Amerika’nın çöküşü ve gücün Batıdan Doğuya geçişi
Welayet News - Tüm çelişkili politikalar, uluslararası ittifaklardan çıkmalar, müttefik ülkelere yönelik vefasızlıklar ve onlarla çatışmalar tamamen silah patronu süper gücün yani Amerika Birleşik Devletlerinin sonunun geldiğini göstermektedir.
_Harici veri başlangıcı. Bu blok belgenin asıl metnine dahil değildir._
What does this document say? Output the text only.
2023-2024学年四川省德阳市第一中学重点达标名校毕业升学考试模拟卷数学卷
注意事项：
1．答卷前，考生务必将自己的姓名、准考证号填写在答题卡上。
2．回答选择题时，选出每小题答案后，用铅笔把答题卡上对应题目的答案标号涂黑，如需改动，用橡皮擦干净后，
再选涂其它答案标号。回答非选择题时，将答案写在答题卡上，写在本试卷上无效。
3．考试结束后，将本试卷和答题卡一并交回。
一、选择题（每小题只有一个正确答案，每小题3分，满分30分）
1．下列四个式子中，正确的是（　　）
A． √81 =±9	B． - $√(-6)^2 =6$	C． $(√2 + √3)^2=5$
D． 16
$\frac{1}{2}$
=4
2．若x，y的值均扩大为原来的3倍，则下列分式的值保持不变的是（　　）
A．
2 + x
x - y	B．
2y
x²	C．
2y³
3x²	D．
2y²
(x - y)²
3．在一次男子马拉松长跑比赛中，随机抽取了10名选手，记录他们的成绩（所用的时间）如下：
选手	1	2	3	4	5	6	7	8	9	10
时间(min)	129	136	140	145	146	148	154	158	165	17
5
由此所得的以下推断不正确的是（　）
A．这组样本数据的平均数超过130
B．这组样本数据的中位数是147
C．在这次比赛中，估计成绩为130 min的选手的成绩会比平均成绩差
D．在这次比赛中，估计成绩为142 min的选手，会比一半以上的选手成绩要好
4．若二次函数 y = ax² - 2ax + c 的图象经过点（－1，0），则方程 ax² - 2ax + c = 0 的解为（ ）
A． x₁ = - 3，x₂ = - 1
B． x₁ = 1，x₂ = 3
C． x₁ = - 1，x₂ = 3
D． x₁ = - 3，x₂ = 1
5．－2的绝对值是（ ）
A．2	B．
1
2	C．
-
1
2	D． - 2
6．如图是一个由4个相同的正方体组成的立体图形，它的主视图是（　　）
Daha önce, süper güç Amarika olmadan dünyayı tasavvur dahi etmeyen düşünürler ve görüş sahibi uzmanlar şimdi yönlerini Amerika sonrası dünyaya, artık mermi ve barutun içinde olmadığı, süper güç olmanın, ülkelere karşı savaş ve tecavüzün simgesi olmayacak bilim ve ekonomi temelinde dizayn edilmiş bir dünyaya çevirmiş bulunuyorlar. İkinci dünya savaşı sonrasının hayali hikayesi olan Amerika’nın çüküşü, bugün Batılı düşünürler için giderek açık bir gerçeklik halini alıyor. İslam İnkılabı Rehberi 3 Kasım 2018’de öğrencilere yaptığı konuşmada, Amerika’nın çüküşünü, bu ülkenin yumuşak ve sert gücünü dikkate alarak ayrıntılı bir şekilde ele almıştı. Bu nedenle, Khamenei.ir websitesi Amerika’nın çüküşü olgusunu bazı Batılı düşünürler açısından kısa bir raporda inceledi.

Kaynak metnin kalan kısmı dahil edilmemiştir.